地方創生においては、仕入れを社会的責任と捉え、原住民族の部落農場や新竹の地元ママたちによる手仕事協会を支援し、地方の雇用創出にもつなげています。
さらに、果樹農家で廃棄される客家酸桔の茎や枝を回収し、独自の燻製オイルへと再生。料理に奥深い炭の香りを添えながら、農家の廃棄物処理負担を軽減しています。

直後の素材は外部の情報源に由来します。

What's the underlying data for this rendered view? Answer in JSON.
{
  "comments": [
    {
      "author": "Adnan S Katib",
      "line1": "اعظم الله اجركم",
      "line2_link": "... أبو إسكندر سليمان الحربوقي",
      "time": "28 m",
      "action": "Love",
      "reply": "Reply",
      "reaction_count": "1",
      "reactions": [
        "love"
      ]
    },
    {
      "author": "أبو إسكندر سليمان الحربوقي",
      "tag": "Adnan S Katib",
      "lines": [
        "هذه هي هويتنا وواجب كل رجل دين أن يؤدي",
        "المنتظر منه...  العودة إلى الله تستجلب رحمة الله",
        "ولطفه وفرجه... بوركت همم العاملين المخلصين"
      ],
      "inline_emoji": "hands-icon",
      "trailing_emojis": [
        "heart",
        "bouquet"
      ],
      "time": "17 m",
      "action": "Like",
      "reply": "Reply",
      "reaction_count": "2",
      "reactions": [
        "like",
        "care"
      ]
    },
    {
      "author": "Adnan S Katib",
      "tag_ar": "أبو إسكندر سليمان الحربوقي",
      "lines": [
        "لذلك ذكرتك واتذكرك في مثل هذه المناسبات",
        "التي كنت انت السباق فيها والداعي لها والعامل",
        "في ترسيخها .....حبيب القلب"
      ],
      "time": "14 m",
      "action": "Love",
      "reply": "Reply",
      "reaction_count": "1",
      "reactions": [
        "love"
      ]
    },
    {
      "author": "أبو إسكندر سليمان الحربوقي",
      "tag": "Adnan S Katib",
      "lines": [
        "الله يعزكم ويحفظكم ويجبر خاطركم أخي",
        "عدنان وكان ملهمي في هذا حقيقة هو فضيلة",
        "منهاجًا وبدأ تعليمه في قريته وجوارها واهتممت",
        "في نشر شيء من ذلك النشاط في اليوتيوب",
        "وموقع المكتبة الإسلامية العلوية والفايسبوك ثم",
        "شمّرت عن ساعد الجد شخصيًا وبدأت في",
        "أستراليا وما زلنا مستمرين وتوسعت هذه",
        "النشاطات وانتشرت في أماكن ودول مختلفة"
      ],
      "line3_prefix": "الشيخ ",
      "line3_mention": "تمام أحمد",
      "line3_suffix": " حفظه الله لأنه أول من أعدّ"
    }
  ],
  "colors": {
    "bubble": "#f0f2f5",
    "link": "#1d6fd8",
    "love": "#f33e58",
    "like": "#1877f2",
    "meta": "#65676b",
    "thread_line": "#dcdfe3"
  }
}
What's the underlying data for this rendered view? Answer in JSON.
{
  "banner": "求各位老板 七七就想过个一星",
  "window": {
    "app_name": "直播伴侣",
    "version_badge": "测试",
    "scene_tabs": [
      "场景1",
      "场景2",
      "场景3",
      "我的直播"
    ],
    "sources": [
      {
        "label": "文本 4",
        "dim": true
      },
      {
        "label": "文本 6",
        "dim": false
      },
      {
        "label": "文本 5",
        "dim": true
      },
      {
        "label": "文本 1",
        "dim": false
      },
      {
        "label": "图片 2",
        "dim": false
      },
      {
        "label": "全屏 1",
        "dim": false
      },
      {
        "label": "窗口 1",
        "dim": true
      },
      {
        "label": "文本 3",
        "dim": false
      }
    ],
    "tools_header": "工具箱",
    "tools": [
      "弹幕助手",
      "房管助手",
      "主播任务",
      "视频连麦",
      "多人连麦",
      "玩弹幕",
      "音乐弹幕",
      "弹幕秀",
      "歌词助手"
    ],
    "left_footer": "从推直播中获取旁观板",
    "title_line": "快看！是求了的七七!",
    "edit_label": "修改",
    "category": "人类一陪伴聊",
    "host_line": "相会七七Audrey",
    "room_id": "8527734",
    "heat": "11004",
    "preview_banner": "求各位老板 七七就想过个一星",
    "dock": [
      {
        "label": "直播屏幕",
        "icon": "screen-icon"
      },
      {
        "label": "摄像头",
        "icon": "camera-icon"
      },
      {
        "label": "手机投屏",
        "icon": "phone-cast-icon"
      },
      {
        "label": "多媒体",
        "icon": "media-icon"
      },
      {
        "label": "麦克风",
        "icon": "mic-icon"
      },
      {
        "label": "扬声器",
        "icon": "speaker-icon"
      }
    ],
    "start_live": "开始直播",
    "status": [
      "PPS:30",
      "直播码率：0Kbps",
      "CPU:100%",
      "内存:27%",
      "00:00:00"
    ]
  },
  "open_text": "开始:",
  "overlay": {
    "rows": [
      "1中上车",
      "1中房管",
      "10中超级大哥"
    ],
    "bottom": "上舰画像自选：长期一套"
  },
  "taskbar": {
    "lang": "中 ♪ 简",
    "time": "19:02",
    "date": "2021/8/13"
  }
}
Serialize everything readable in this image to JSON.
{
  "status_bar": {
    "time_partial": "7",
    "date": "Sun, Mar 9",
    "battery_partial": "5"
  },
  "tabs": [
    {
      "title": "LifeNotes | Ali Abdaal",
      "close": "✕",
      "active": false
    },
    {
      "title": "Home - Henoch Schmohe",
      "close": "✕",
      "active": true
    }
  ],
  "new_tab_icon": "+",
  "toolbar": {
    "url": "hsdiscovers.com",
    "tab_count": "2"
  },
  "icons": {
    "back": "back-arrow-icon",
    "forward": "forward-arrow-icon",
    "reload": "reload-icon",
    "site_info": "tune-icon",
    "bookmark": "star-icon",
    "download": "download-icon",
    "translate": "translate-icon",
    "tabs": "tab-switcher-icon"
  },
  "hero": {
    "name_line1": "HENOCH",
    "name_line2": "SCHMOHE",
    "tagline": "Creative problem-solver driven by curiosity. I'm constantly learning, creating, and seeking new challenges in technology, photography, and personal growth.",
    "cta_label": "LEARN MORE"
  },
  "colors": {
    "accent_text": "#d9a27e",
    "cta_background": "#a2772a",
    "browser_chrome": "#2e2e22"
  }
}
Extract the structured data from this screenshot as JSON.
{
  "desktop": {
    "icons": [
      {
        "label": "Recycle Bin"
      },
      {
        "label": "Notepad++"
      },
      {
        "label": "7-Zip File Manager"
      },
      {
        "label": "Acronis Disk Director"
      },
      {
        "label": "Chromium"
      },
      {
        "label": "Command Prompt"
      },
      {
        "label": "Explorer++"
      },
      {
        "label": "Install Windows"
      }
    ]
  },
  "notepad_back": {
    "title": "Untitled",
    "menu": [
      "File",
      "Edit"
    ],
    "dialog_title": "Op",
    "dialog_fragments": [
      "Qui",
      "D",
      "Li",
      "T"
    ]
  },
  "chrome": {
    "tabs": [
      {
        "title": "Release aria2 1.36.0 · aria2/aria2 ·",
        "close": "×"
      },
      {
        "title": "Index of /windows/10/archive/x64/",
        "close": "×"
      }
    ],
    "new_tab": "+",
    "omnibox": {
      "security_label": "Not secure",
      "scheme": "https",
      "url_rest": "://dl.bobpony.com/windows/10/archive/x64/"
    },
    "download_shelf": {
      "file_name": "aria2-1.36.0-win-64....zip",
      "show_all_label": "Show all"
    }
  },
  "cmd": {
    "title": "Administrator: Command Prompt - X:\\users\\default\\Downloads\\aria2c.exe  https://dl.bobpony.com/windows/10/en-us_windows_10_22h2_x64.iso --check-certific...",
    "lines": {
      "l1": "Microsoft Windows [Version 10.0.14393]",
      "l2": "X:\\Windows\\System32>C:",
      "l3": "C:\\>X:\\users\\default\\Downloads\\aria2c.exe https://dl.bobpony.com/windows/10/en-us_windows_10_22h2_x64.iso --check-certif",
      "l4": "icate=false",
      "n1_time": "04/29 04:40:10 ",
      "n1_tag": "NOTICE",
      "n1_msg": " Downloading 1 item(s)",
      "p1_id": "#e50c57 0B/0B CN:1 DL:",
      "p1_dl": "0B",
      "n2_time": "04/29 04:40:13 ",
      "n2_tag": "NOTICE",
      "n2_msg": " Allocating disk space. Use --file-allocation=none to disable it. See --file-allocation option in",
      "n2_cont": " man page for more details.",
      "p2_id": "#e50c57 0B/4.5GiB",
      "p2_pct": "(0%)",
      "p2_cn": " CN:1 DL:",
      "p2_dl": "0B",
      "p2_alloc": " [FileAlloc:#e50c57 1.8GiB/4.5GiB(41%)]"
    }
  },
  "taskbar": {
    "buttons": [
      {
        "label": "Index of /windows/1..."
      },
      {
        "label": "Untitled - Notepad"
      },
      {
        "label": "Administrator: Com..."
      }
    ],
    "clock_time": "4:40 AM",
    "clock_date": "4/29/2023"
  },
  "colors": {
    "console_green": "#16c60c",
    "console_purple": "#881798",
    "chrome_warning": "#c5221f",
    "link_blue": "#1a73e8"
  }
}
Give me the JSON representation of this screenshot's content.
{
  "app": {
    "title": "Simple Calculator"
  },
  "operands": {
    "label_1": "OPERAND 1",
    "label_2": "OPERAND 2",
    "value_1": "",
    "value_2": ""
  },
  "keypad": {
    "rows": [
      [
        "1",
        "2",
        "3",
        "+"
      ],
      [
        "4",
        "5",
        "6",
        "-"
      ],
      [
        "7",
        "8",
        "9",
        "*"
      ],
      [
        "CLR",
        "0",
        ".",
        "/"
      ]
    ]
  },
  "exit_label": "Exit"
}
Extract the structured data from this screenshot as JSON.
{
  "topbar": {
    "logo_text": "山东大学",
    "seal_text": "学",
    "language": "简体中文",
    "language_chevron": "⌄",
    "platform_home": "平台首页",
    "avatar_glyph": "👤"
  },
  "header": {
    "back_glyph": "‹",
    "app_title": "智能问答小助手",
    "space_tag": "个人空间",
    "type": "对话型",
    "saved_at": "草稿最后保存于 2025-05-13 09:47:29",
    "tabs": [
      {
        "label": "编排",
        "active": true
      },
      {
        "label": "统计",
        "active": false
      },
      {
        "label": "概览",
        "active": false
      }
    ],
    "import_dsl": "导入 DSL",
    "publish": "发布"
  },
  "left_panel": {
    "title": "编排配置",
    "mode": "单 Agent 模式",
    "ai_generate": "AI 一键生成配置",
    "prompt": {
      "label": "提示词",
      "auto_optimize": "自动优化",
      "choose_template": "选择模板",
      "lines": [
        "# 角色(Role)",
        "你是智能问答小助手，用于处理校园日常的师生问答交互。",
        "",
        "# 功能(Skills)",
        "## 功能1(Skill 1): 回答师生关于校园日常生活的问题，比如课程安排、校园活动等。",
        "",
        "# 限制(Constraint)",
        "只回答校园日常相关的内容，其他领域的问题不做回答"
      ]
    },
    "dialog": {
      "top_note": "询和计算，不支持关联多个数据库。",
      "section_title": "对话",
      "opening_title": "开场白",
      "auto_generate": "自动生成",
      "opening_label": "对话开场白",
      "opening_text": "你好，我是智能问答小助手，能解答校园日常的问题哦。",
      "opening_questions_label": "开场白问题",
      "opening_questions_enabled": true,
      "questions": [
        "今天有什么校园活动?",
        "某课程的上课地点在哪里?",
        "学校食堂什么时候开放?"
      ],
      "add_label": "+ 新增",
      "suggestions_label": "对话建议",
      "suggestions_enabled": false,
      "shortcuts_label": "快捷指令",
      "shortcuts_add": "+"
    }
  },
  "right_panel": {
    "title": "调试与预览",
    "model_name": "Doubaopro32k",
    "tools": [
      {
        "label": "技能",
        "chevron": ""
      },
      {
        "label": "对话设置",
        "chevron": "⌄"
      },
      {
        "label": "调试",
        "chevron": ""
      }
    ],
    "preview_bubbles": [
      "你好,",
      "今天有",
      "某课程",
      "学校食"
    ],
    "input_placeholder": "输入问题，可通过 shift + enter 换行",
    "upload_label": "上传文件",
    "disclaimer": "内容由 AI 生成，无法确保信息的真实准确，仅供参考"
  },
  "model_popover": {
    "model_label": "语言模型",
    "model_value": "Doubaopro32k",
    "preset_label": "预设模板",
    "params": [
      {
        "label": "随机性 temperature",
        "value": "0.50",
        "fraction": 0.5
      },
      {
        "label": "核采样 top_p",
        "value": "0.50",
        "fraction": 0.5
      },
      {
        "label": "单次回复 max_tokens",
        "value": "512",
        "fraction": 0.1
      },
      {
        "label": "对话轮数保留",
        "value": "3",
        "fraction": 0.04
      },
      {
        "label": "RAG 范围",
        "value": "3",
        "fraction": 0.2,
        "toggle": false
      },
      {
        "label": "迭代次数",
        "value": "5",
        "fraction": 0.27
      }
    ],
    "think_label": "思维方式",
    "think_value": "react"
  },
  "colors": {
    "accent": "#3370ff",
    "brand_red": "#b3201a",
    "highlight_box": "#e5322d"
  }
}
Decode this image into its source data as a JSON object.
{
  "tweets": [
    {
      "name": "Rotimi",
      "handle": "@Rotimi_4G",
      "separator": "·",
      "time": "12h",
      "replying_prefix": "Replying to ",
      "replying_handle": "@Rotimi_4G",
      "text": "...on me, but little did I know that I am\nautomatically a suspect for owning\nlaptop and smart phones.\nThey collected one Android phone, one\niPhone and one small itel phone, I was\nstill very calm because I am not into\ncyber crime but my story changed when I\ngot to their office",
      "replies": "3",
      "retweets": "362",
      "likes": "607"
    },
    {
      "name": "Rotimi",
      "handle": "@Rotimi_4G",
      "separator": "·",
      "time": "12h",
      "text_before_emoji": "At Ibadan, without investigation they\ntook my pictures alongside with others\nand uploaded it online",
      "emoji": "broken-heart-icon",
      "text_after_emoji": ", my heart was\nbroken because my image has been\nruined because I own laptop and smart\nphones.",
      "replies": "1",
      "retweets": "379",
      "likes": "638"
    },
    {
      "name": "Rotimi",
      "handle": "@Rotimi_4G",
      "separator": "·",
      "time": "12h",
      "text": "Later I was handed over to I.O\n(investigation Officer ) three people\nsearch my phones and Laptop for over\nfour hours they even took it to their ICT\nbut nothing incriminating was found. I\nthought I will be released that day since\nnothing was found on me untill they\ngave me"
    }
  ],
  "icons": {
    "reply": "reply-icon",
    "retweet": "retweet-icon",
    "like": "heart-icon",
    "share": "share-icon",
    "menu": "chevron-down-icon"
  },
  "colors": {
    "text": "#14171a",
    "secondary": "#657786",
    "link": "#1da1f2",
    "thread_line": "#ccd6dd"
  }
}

満月楼にとって、食とは共に豊かになる関係を持続させるための方法です。


羅烈師 主任|国立陽明交通大学客家学院
歴史研究の専門家および講座教授
地元客庄の里長および家族代表
鮮度こそ、料理の美味しさの原点
滿月樓では、食材への敬意を大切にし、その自然の棲み処を店内に映し出しています。海鮮それぞれの生態や特性に合わせた環境を整え、水質や温度に至るまで徹底した科学的管理を行うことで、一口ごとに海の恵み本来の美味しさを守り続けています。
層別温度管理が引き出す、澄みわたる海の旨み
5℃低温水槽
タラバガニ、ズワイガニ、ブラウンクラブなどの深海産蟹類。
16〜18℃ 恒温エコロジー水槽
産地直送の旬の活海鮮:
• 澎湖より空輸される一本釣りの天然旬魚
• 台南・七股の低密度養殖による生態黒ハマグリ
• 宜蘭・柯林の湧水養殖によるチョウザメ、オーストラリア原産のマーレーコッド
• 活アワビ、オーストラリア産ロブスター、ワタリガニ
その場で選ぶ鮮味、仕立てる特別な一皿
お客様ご自身で食材をお選びいただき、料理長が素材の個性とお好みに合わせて最適な調理法をご提案いたします。一皿ごとに、心に残る上質な海鮮体験をお届けします。